While industry research shows that products with a cruelty-free label generate a more positive response from consumers, search engines like Google give a clear insight into the current mindset of shoppers, Zelden explained.
“Currently, the most used keyword when searching for cruelty-free products is ‘vegan’, and with vegan-related searches on Google increasing by 47 per cent in 2020, a deeper dive in the data shows that this escalated demand flows beyond food, with over 10 million searches every year for non-food-oriented products such as vegan shoes, bags and cosmetics,” Zelden said.
And as consumers continue to turn away from products over animal welfare concerns, the fashion industry is taking note.
“The alternative leather market is booming,” Zelden said. “With an estimated market value of $89.6 billion by 2025 (according to Infinium Global Research), and more than $200 million recently invested in alternative leather start-ups, clearly there’s strong demand for more cruelty-free leather options, especially when leading brands such as Adidas, Nike and H&M embrace the shift.”
Another category with no legal mandate to label their origin is shoe glue, which is often made from animal collagen, Zelden explained.
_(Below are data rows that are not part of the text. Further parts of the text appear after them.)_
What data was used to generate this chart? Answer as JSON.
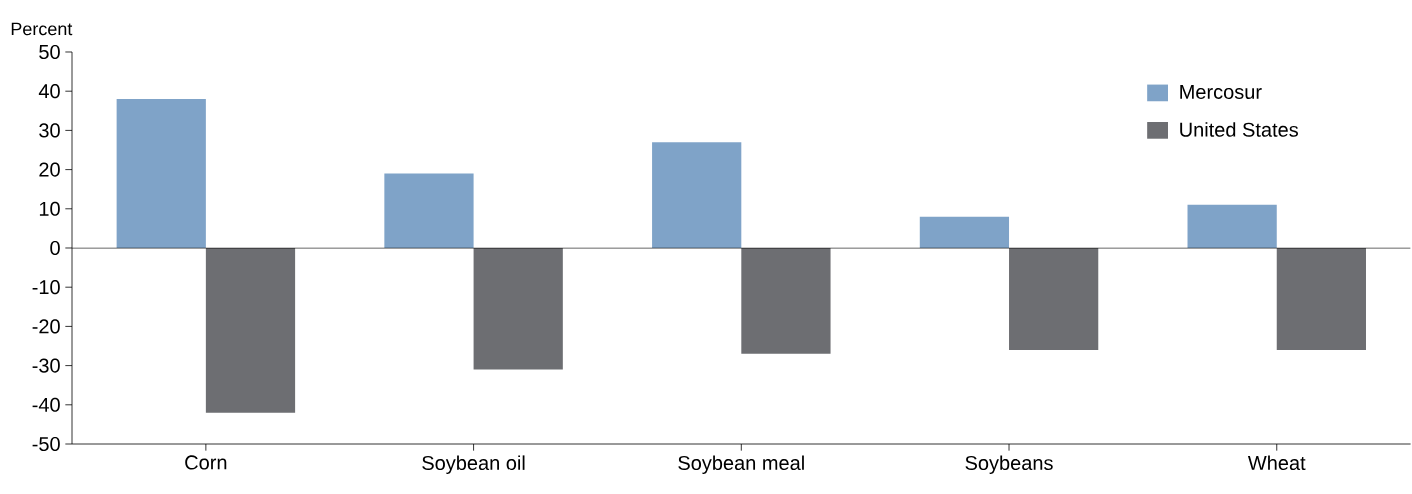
{
  "chart_data": {
    "type": "bar",
    "ylabel": "Percent",
    "categories": [
      "Corn",
      "Soybean oil",
      "Soybean meal",
      "Soybeans",
      "Wheat"
    ],
    "series": [
      {
        "name": "Mercosur",
        "color": "#7fa3c8",
        "values": [
          38,
          19,
          27,
          8,
          11
        ]
      },
      {
        "name": "United States",
        "color": "#6d6e72",
        "values": [
          -42,
          -31,
          -27,
          -26,
          -26
        ]
      }
    ],
    "ylim": [
      -50,
      50
    ],
    "yticks": [
      -50,
      -40,
      -30,
      -20,
      -10,
      0,
      10,
      20,
      30,
      40,
      50
    ],
    "ref_lines": [
      {
        "axis": "y",
        "value": 0,
        "color": "#000000"
      }
    ],
    "legend": "top right"
  }
}
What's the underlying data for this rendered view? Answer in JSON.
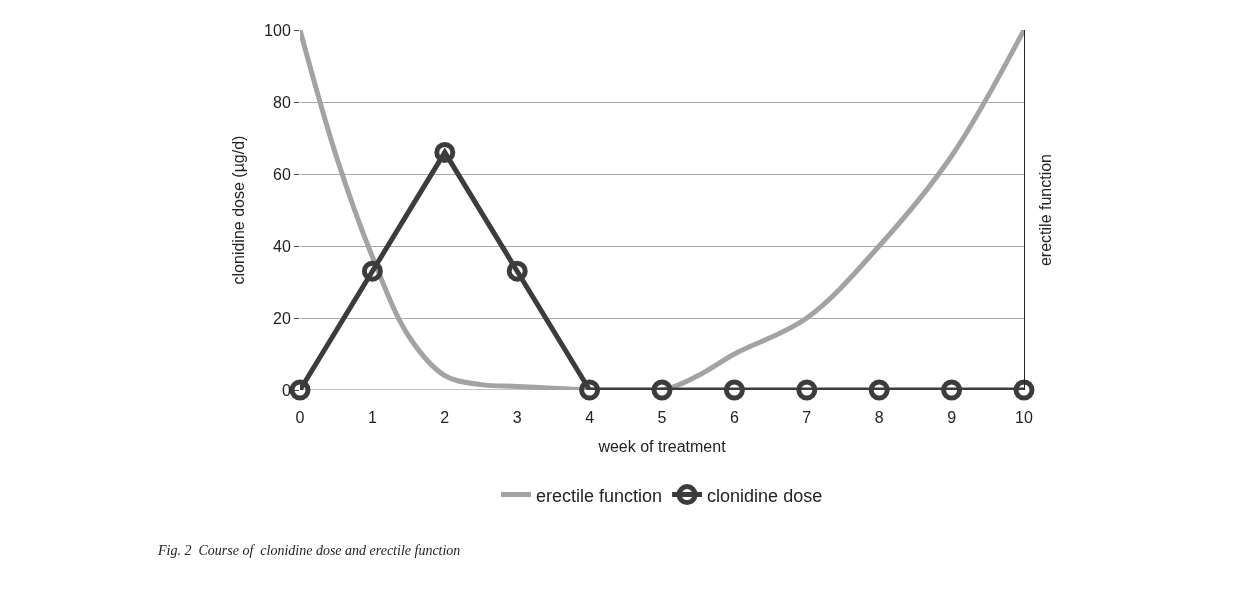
{
  "chart_data": {
    "type": "line",
    "xlabel": "week of treatment",
    "ylabel": "clonidine dose (µg/d)",
    "y2label": "erectile function",
    "x": [
      0,
      1,
      2,
      3,
      4,
      5,
      6,
      7,
      8,
      9,
      10
    ],
    "xlim": [
      0,
      10
    ],
    "xticks": [
      0,
      1,
      2,
      3,
      4,
      5,
      6,
      7,
      8,
      9,
      10
    ],
    "ylim": [
      0,
      100
    ],
    "yticks": [
      0,
      20,
      40,
      60,
      80,
      100
    ],
    "grid": "y",
    "legend": "bottom",
    "series": [
      {
        "name": "erectile function",
        "color": "#a3a3a3",
        "marker": "none",
        "x": [
          0,
          0.5,
          1,
          1.5,
          2,
          2.5,
          3,
          3.5,
          4,
          5,
          5.5,
          6,
          7,
          8,
          9,
          10
        ],
        "values": [
          100,
          65,
          37,
          15,
          4,
          1.5,
          1,
          0.5,
          0,
          0,
          4,
          10,
          20,
          40,
          65,
          100
        ]
      },
      {
        "name": "clonidine dose",
        "color": "#3c3c3c",
        "marker": "circle",
        "values": [
          0,
          33,
          66,
          33,
          0,
          0,
          0,
          0,
          0,
          0,
          0
        ]
      }
    ],
    "annotations": [
      "Fig. 2  Course of  clonidine dose and erectile function"
    ]
  }
}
“Although most shoe companies are still unable to guarantee that their glues are animal-free, that is rapidly changing with brands such as Nike, New Balance and Converse all moving to synthetic equivalents, due to both cost and quality competitiveness, as well as heightened animal welfare concerns.”
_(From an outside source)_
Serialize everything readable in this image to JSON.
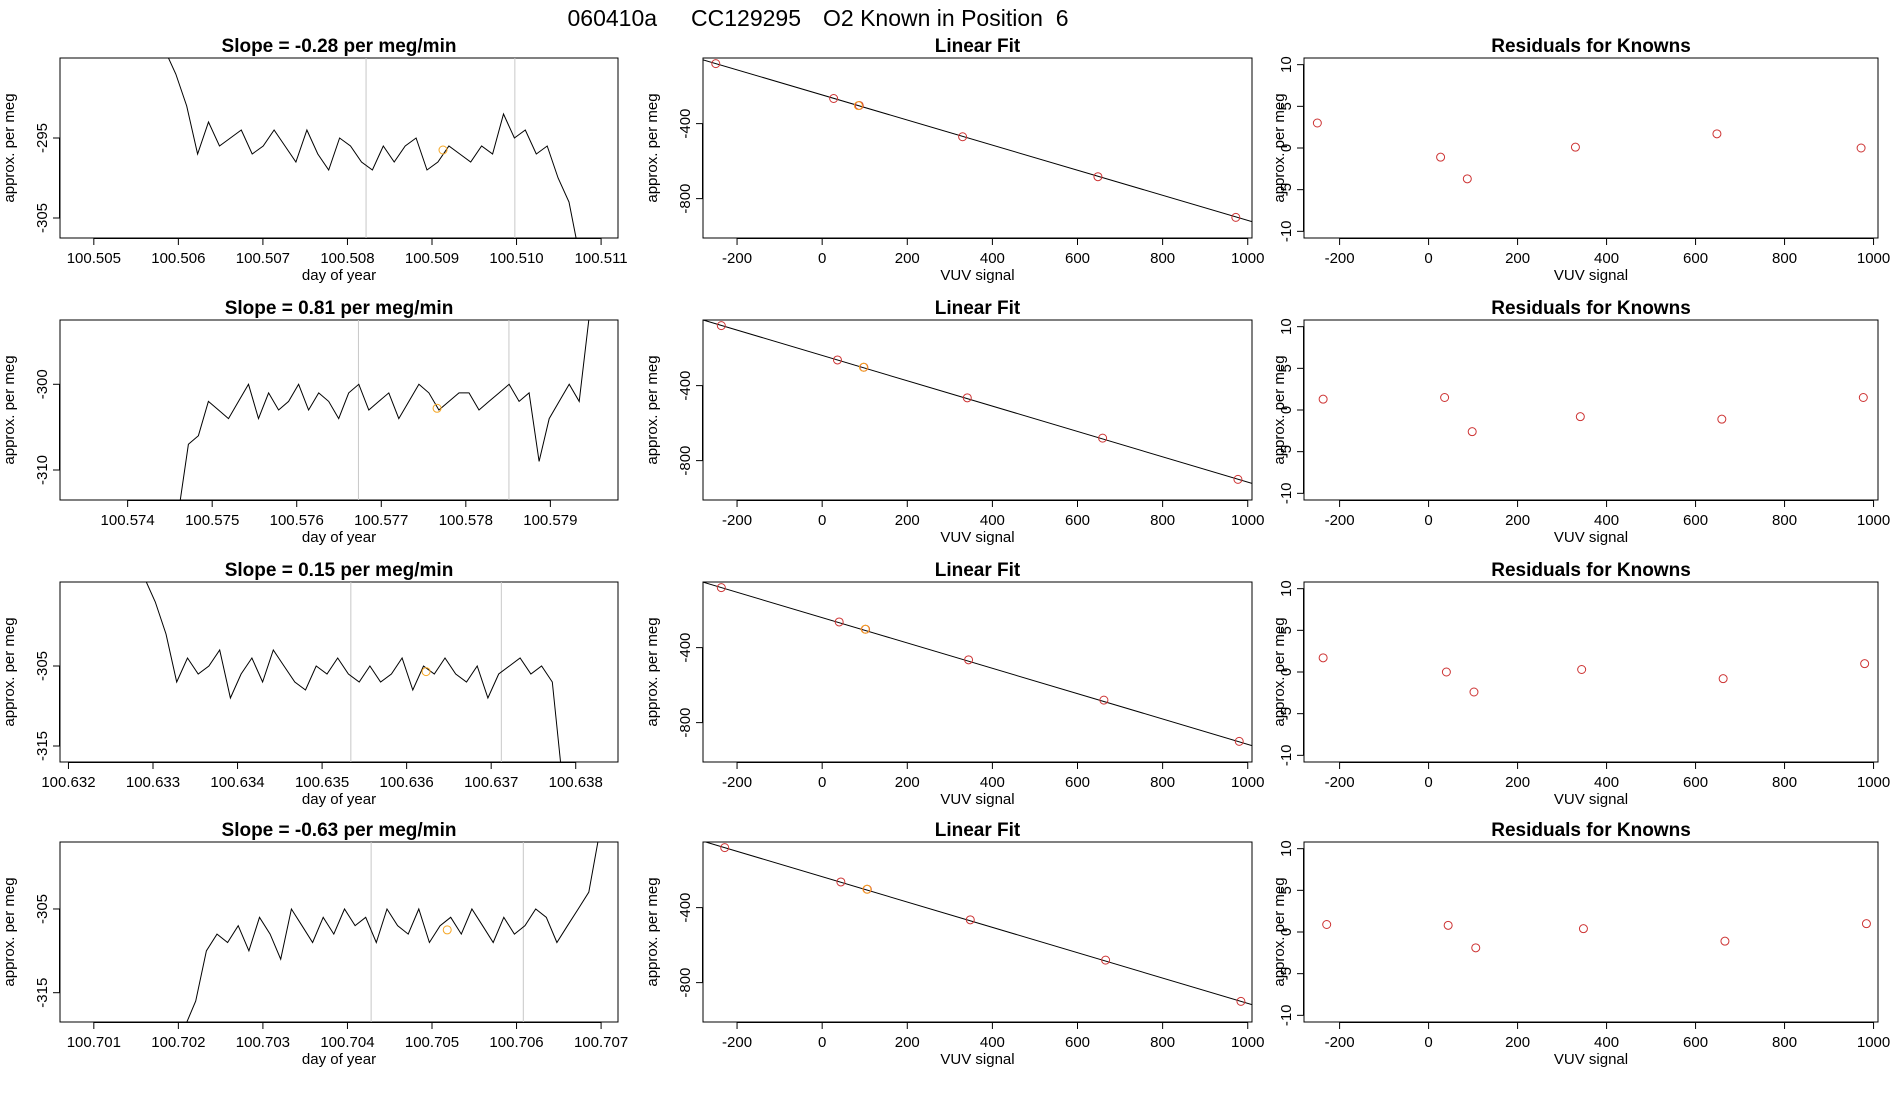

Consumers are also increasingly searching for alternatives for silk, fur and wool. And in recent years, there has been a rise in start-up faux fur businesses like Unreal Fur and Ena Pelly.
“The use of fur is increasingly being seen as an archaic and cruel fashion trend. Not only have leading luxury fashion houses such as Chanel, Balenciaga, Burberry, Gucci, Versace, Armani and Prada all ditched the use of fur, but giant fashion retailers such as Bloomingdales, Macy’s and Saks Fifth Avenue have also now declared a ban on all fur products,” Zelden said.
Polyester is often the favoured ethical substitute for silk, but its high environmental cost leaves much space for disruption, according to Zelden.
“Prior to launching their Mylo material, Bolt Threads invented Microsilk, a sustainably produced textile made through a process of fermenting water, yeast and sugar with spider DNA. Since then, the company has raised $123 million and though the material has only been used in exhibits by Stella McCartney, it’s likely we’ll see commercial collaborations announced soon,” he said.
And while many would debate the notion that wool is cruel, many brands are now offering ‘cruelty-free’ wool options
“Whether it’s an accreditation outlining a standard of ethical care such as the ZQ Merino Standard certificate used by Allbirds, or the circular use of deadstock or reclaimed wool by Patagonia, consumers are openly seeking more transparency around how wool is sourced,” Zelden said.
Price of ethics
There’s no doubt that there are numerous challenges associated with the cruelty-free movement, chief among them being cost.
“Since cruelty-free products are often associated with utilising less accessible, more expensive and superior-quality ingredients, this may often lead to a higher end product cost to the consumer,” Zelden said.
But as more brands move towards more ethical practices and consumers are willing to fork out more for products that align with their values, the market will continue to grow.
“The winners will ultimately be those that invest in greater transparency around their practices and material choices so as to help consumers separate the spin from the substance.”